Auch im Zusammenhang mit dem Absetzen der Klägerin ist dem Beklagten nichts vorzuwerfen. Es gibt – auch außerhalb des sozialen Nahbereichs – zahlreiche Situationen, in denen Menschen in unzweifelhaft sozialadäquater Weise im unmittelbaren Körperkontakt auf andere einwirken, beispielsweise bei Begrüßungs- oder Verabschiedungsritualen oder bei Sport und Tanz. Welche Sorgfaltsanforderungen hierbei zu beachten sind, richtet sich ganz nach der konkreten Situation und dem jeweiligen Gegenüber. Hier hatte es der Beklagte nicht mit einem kleinen Kind zu tun, einem Körperbehinderten oder einem gebrechlichen alten Menschen, sondern mit einer erwachsenen jungen Frau von zwar eher zierlicher Statur, aber ohne irgendwelche wahrnehmbare gesundheitliche Einschränkungen. Der Beklagte musste deshalb die Klägerin, als er sie nach dem spielerischen Hochnehmen wieder absetzen wollte, nicht wie ein rohes Ei oder eine Porzellanvase behandeln und denkbar behutsam auf dem Boden absetzen. Er durfte sie ohne weiteres in aufrechter Haltung bei einem nur noch relativ geringen Abstand der Füße zum Boden aus seinen Händen hinabgleiten lassen; denn er musste dabei nicht damit rechnen, dass die Beklagte sich beim Auftreffen auf den Boden verletzen würde.

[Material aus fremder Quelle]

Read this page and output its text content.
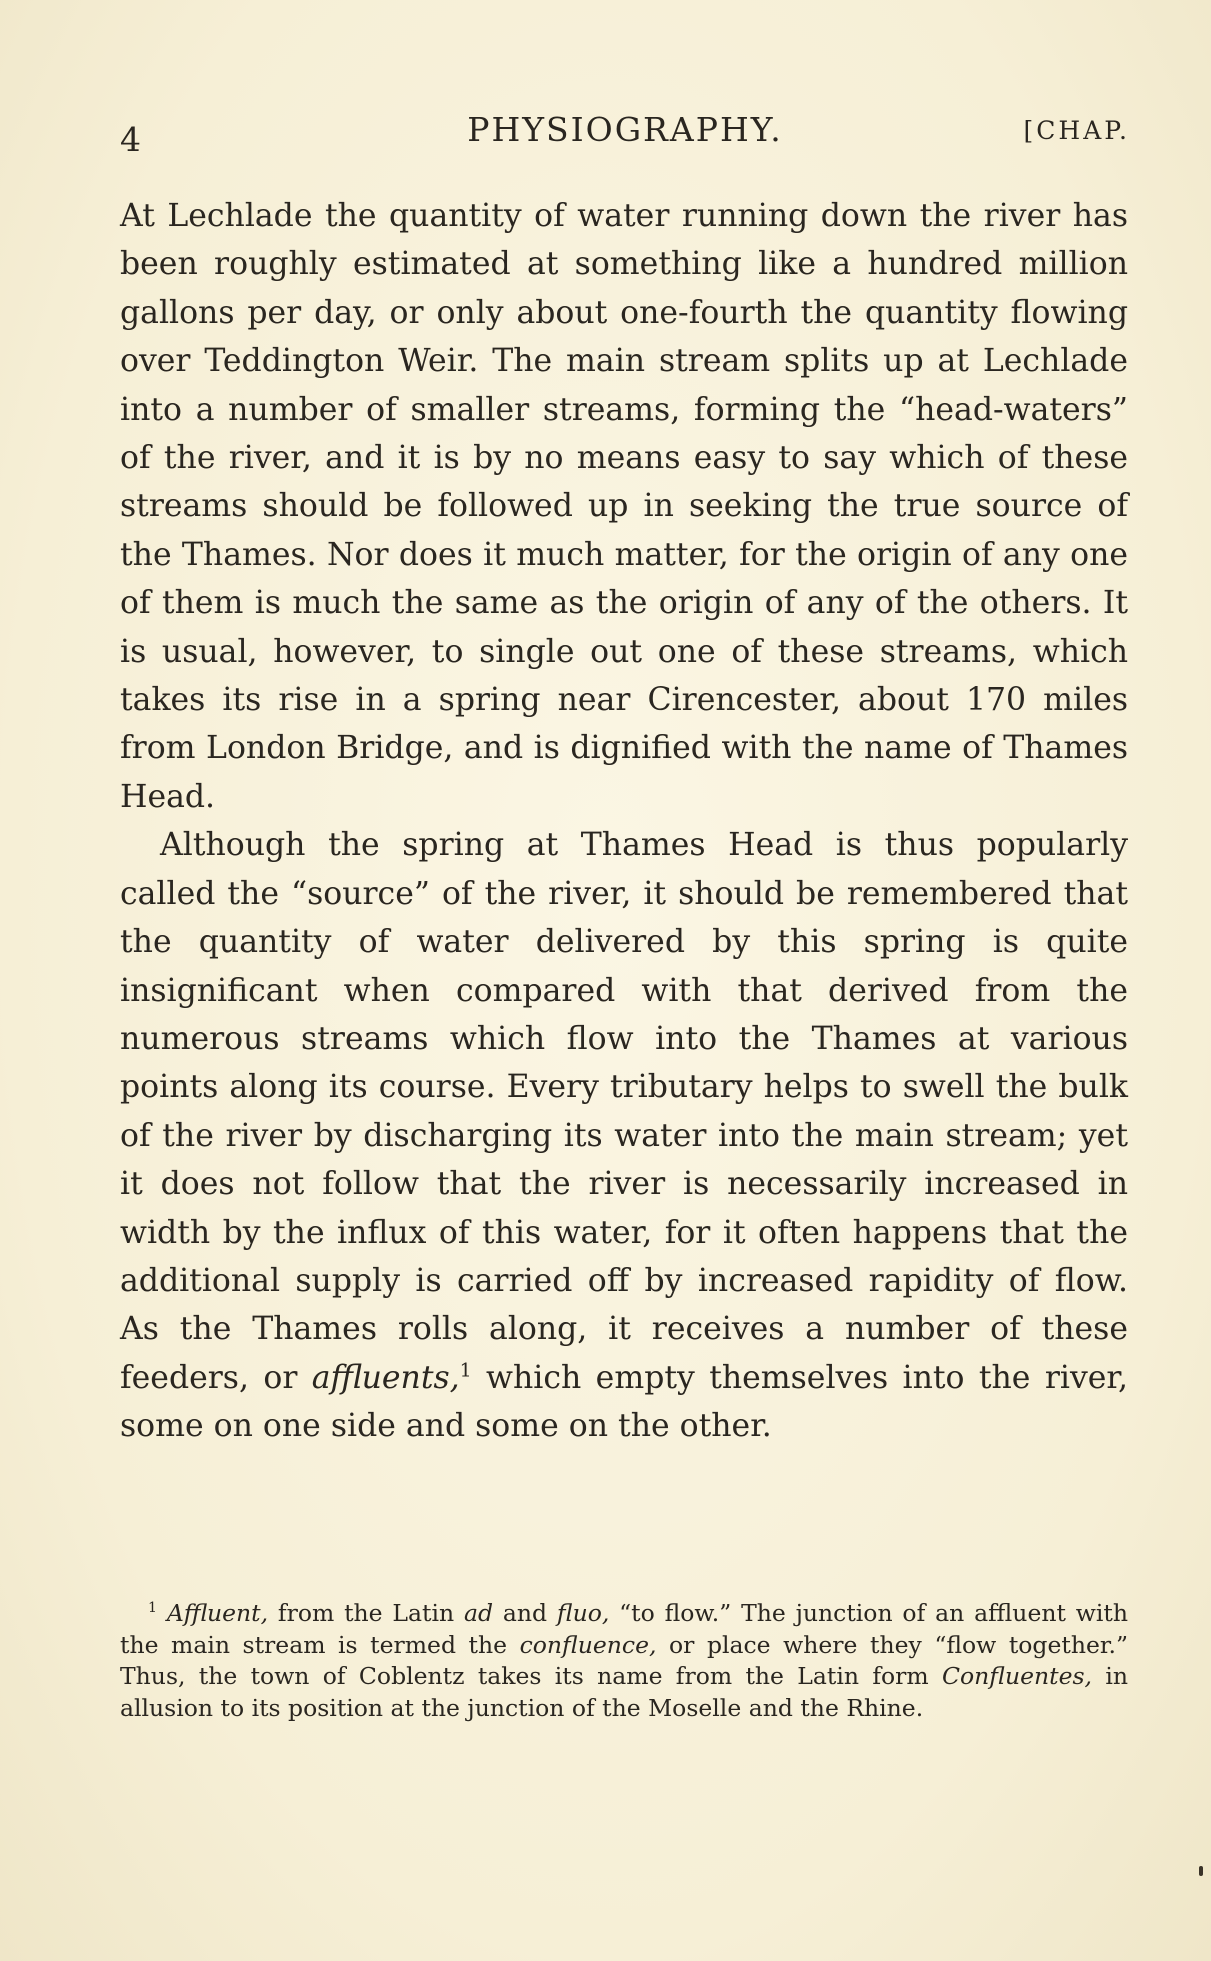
4	PHYSIOGRAPHY.	[CHAP.

At Lechlade the quantity of water running down the river has been roughly estimated at something like a hundred million gallons per day, or only about one-fourth the quantity flowing over Teddington Weir. The main stream splits up at Lechlade into a number of smaller streams, forming the “head-waters” of the river, and it is by no means easy to say which of these streams should be followed up in seeking the true source of the Thames. Nor does it much matter, for the origin of any one of them is much the same as the origin of any of the others. It is usual, however, to single out one of these streams, which takes its rise in a spring near Cirencester, about 170 miles from London Bridge, and is dignified with the name of Thames Head.

Although the spring at Thames Head is thus popularly called the “source” of the river, it should be remembered that the quantity of water delivered by this spring is quite insignificant when compared with that derived from the numerous streams which flow into the Thames at various points along its course. Every tributary helps to swell the bulk of the river by discharging its water into the main stream; yet it does not follow that the river is necessarily increased in width by the influx of this water, for it often happens that the additional supply is carried off by increased rapidity of flow. As the Thames rolls along, it receives a number of these feeders, or affluents,$^1$ which empty themselves into the river, some on one side and some on the other.

$^1$ Affluent, from the Latin ad and fluo, “to flow.” The junction of an affluent with the main stream is termed the confluence, or place where they “flow together.” Thus, the town of Coblentz takes its name from the Latin form Confluentes, in allusion to its position at the junction of the Moselle and the Rhine.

b) Eine Haftung des Beklagten ist daher nicht gegeben.

Nimmt man eine erfolgsbezogene Rechtswidrigkeitsprüfung vor, ist zwar die Rechtswidrigkeit des Verhaltens des Beklagten durch die hierbei (mit)herbeigeführte Rechtsgutsverletzung indiziert; da dem Beklagten aber nicht anzulasten ist, dass er die gebotene Sorgfalt verletzt habe, fehlt es dann am Verschulden. Bei einer verhaltensbezogenen Beurteilung der Rechtswidrigkeit dagegen ist trotz der bewirkten Verletzung bereits die Rechtswidrigkeit zu verneinen, nachdem der Beklagte in sozialadäquater Weise und unter Beachtung der gebotenen Sorgfalt agiert hat. Weiterer Ausführungen zu diesem rechtsdogmatischen Theorienstreit bedarf es – zumal Fragen der Notwehr oder von Beseitigungs- oder Unterlassungsansprüchen nicht aufgeworfen sind – nicht (vgl. näher Palandt-Sprau a.a.O. § 823 Rn. 24 mit zahlr. Nachw.).

Also: Alaaf, Helau und was man sonst so sagt/ruft.